Wednesday, January 19, 2011

UNDP 2010 GLOBAL REPORT RANKED GAMBIA 151

The United Nations Development Programme (UNDP) report on the Human Development 2010 was official launched on 12 January 2011, at the Kairaba Beach Hotel in Banjul.
The annual global Human Development Report (HRD) has been published by UNDP since 1990 as intellectually independent and empiricially founded analyses of development issues, trends, progress and policies.
According to Halen Clark administrator of the UNDP that the "UNDP can take apporopriates pride in its backing of this intellectually independent and innovative report for the past two decades, that the HDPs have never been a UNDP product alone.

" The report it went on, rely heavily on knowledge and insight from sister UN Agencies, national governments and hundreds of scholars from around the world, and we have always been grateful for that collaboration".
The report dubbed “the real wealth of nations”. 
In her keynote addressed, The Gambian Vice President and Minister for Women Affairs, Her Excellency, Dr. Aja Isatou Njie Saidy said the launching of the 2010 report is its 20th edition  which the report has adopted the holistic approach by using a variety of information related to different aspects of human life, concentrating on what remains to be done, focusing on key priorities such as climate change, mortality and morbidity, poverty and deprivation to inequality and insecurity, with room to accommodate new concerns and considerations. 
According to her, it is worthy of note that the 2010 report introduced a refined Human Development Index (HDI) and three new indices namely: an inequality Adjusted Human Development Index, a Gender inequality Adjusted Human Development Index and, a Multi-dimensional Poverty Index”.
 On the Gambia's stance on in the area of health, She said some significant progress have been made with focus on the three(3) health related Millennium Development Goals (M.D.G’s) 4,5 and 6 and relevant targets, that is: Child and Maternal Mortality, and Morbidity, HIV/AIDS as well as Malaria reduction respectively. Overall, there has been considerable achievement in Child Survival as Infant Mortality Rate according to national census dropped from 217 per 1000 in 1973 to 75 per 1000 live births in 2003. Maternal Mortality also declined from 1050 per 100,000 in 1990 to 730 per 100,000 in 2001 and, 556 per 100,000 live births in 2006.
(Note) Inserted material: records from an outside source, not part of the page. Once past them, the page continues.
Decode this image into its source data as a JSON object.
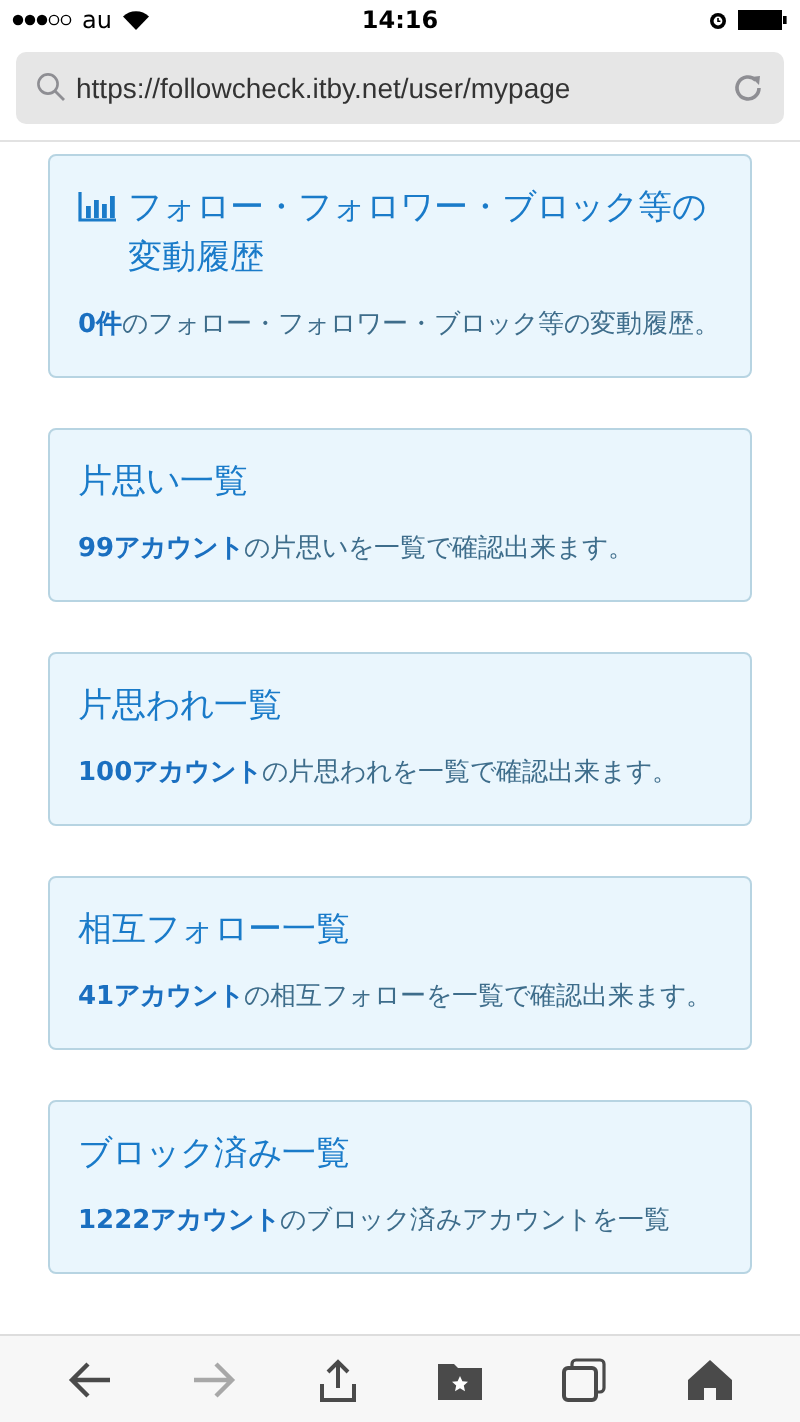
{
  "status_bar": {
    "carrier": "au",
    "time": "14:16"
  },
  "address_bar": {
    "url": "https://followcheck.itby.net/user/mypage"
  },
  "cards": [
    {
      "kind": "chart",
      "title": "フォロー・フォロワー・ブロック等の変動履歴",
      "description": "**0件**のフォロー・フォロワー・ブロック等の変動履歴。"
    },
    {
      "kind": "plain",
      "title": "片思い一覧",
      "description": "**99アカウント**の片思いを一覧で確認出来ます。"
    },
    {
      "kind": "plain",
      "title": "片思われ一覧",
      "description": "**100アカウント**の片思われを一覧で確認出来ます。"
    },
    {
      "kind": "plain",
      "title": "相互フォロー一覧",
      "description": "**41アカウント**の相互フォローを一覧で確認出来ます。"
    },
    {
      "kind": "plain",
      "title": "ブロック済み一覧",
      "description": "**1222アカウント**のブロック済みアカウントを一覧"
    }
  ],
  "toolbar": [
    {
      "kind": "back",
      "disabled": false
    },
    {
      "kind": "forward",
      "disabled": true
    },
    {
      "kind": "share",
      "disabled": false
    },
    {
      "kind": "bookmarks",
      "disabled": false
    },
    {
      "kind": "tabs",
      "disabled": false
    },
    {
      "kind": "home",
      "disabled": false
    }
  ]
}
Holding for the UN Resident Coordinator, Ms Janic James explained that the report celebrates twenty years of human development by reviewing the concepts of human development, how it is measured, and the policies, in order to get a better insight about the patterns the progress made and how it can help chart a course for people centred development.
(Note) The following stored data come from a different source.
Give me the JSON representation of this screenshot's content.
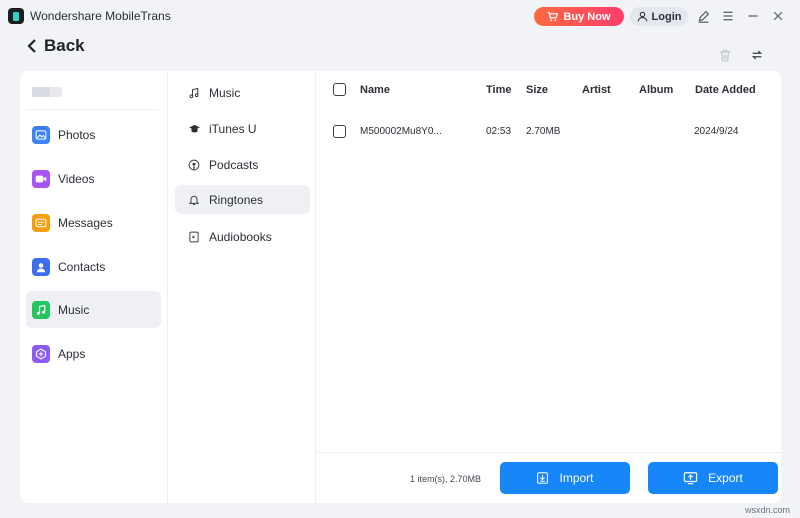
{
  "window": {
    "title": "Wondershare MobileTrans",
    "buy_label": "Buy Now",
    "login_label": "Login"
  },
  "nav": {
    "back_label": "Back"
  },
  "categories": [
    {
      "label": "Photos",
      "icon": "photos-icon",
      "color": "#3b82f6"
    },
    {
      "label": "Videos",
      "icon": "videos-icon",
      "color": "#a855f7"
    },
    {
      "label": "Messages",
      "icon": "messages-icon",
      "color": "#f59e0b"
    },
    {
      "label": "Contacts",
      "icon": "contacts-icon",
      "color": "#3b6ff0"
    },
    {
      "label": "Music",
      "icon": "music-icon",
      "color": "#22c55e",
      "selected": true
    },
    {
      "label": "Apps",
      "icon": "apps-icon",
      "color": "#8b5cf6"
    }
  ],
  "subcategories": [
    {
      "label": "Music",
      "icon": "music-note-icon"
    },
    {
      "label": "iTunes U",
      "icon": "graduation-cap-icon"
    },
    {
      "label": "Podcasts",
      "icon": "podcast-icon"
    },
    {
      "label": "Ringtones",
      "icon": "bell-icon",
      "selected": true
    },
    {
      "label": "Audiobooks",
      "icon": "audiobook-icon"
    }
  ],
  "table": {
    "columns": [
      "Name",
      "Time",
      "Size",
      "Artist",
      "Album",
      "Date Added"
    ],
    "rows": [
      {
        "name": "M500002Mu8Y0...",
        "time": "02:53",
        "size": "2.70MB",
        "artist": "",
        "album": "",
        "date_added": "2024/9/24"
      }
    ]
  },
  "footer": {
    "summary": "1 item(s), 2.70MB",
    "import_label": "Import",
    "export_label": "Export"
  },
  "watermark": "wsxdn.com",
  "colors": {
    "accent": "#1786f8",
    "buy_gradient_start": "#ff6a3d",
    "buy_gradient_end": "#ff3d6e"
  }
}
She recalled the statements of Halen Clark on the day of launching of the report 4th November 2010, that the report proposes a reaffirmation consistent with the current development practice and with the academic literature on human development as the expansion of people’s freedoms to live long, healthy and creative lives; to advance other goals they have reason to value; and to engage actively in shaping development equitably and sustainably on a shared planet.
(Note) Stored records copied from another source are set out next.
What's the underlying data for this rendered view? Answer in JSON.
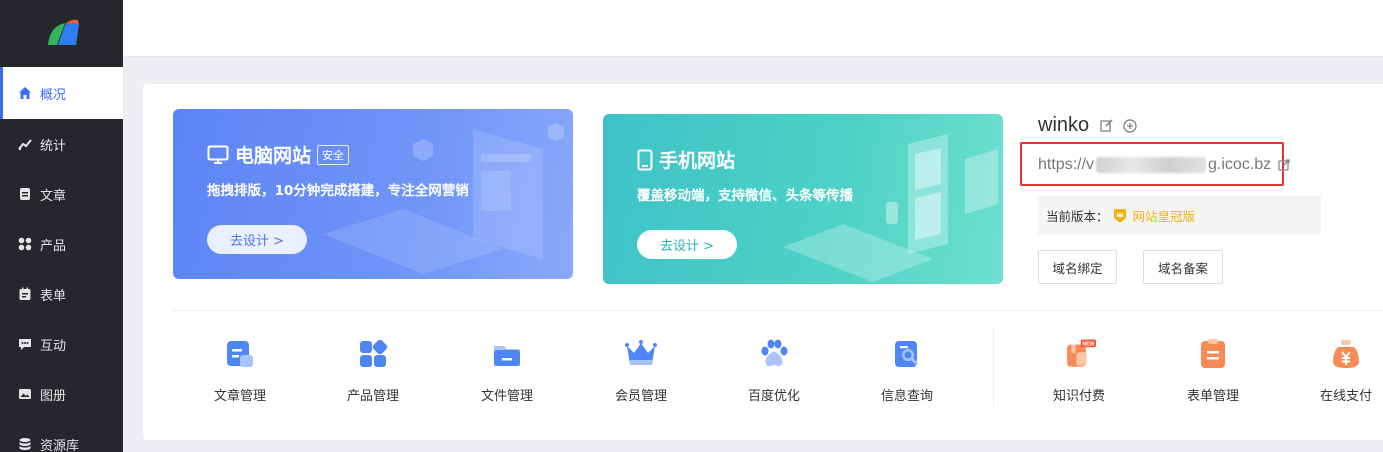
{
  "sidebar": {
    "items": [
      {
        "label": "概况",
        "icon": "home-icon"
      },
      {
        "label": "统计",
        "icon": "stats-icon"
      },
      {
        "label": "文章",
        "icon": "article-icon"
      },
      {
        "label": "产品",
        "icon": "product-icon"
      },
      {
        "label": "表单",
        "icon": "form-icon"
      },
      {
        "label": "互动",
        "icon": "chat-icon"
      },
      {
        "label": "图册",
        "icon": "gallery-icon"
      },
      {
        "label": "资源库",
        "icon": "database-icon"
      }
    ]
  },
  "pc_card": {
    "title": "电脑网站",
    "badge": "安全",
    "desc": "拖拽排版，10分钟完成搭建，专注全网营销",
    "button": "去设计 >"
  },
  "mobile_card": {
    "title": "手机网站",
    "desc": "覆盖移动端，支持微信、头条等传播",
    "button": "去设计 >"
  },
  "site": {
    "name": "winko",
    "url_prefix": "https://v",
    "url_suffix": "g.icoc.bz",
    "version_label": "当前版本：",
    "version_name": "网站皇冠版",
    "btn_domain_bind": "域名绑定",
    "btn_domain_record": "域名备案"
  },
  "tools": [
    {
      "label": "文章管理",
      "icon": "article-manage-icon"
    },
    {
      "label": "产品管理",
      "icon": "product-manage-icon"
    },
    {
      "label": "文件管理",
      "icon": "file-manage-icon"
    },
    {
      "label": "会员管理",
      "icon": "member-manage-icon"
    },
    {
      "label": "百度优化",
      "icon": "baidu-seo-icon"
    },
    {
      "label": "信息查询",
      "icon": "info-query-icon"
    },
    {
      "label": "知识付费",
      "icon": "paid-knowledge-icon",
      "badge": "NEW"
    },
    {
      "label": "表单管理",
      "icon": "form-manage-icon"
    },
    {
      "label": "在线支付",
      "icon": "online-pay-icon"
    }
  ],
  "colors": {
    "accent": "#3a6df0",
    "sidebar_bg": "#25272b",
    "highlight_border": "#e53232",
    "crown": "#f2b21c"
  }
}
According to her, the indices of the report ooks at political freedoms and empowerment for sustainability and human security also as a critical aspect of human development noting that all these indices have taken into consideration, and have put The Gambia Human Development Index at 151 out of 169 countries.
Prof Muhammadou M.O.Kah, Vice Chancellor of the University of the Gambia who gave an overview of the report said that the patterns in the report vary greatly, with some countries losing ground since 1970. Prof Kah noted that The Gambia’s HDI is 0.390, which gives the country a rank of 151 out of 169 countries with comparable data. The Gambia, he continued was ranked 8th in the ECOWAS region beating Guinea Conakry(156), Sierra Leon (158), Mali( 160), Burkina Faso (161), Liberia (162), Guinea Bissau (164) and Niger (167). It is interesting to note that all ECOWAS countries except Cape Verde (118) are categorized as Low Human Development. According to him,  The Gambia’s ranking performance has change compared to old 2009 values, for2007 is steady with an estimated 2010 HDI value of 0.390 that resulted in a positive 0.005 Change compared to new 2010 estimates for 2009.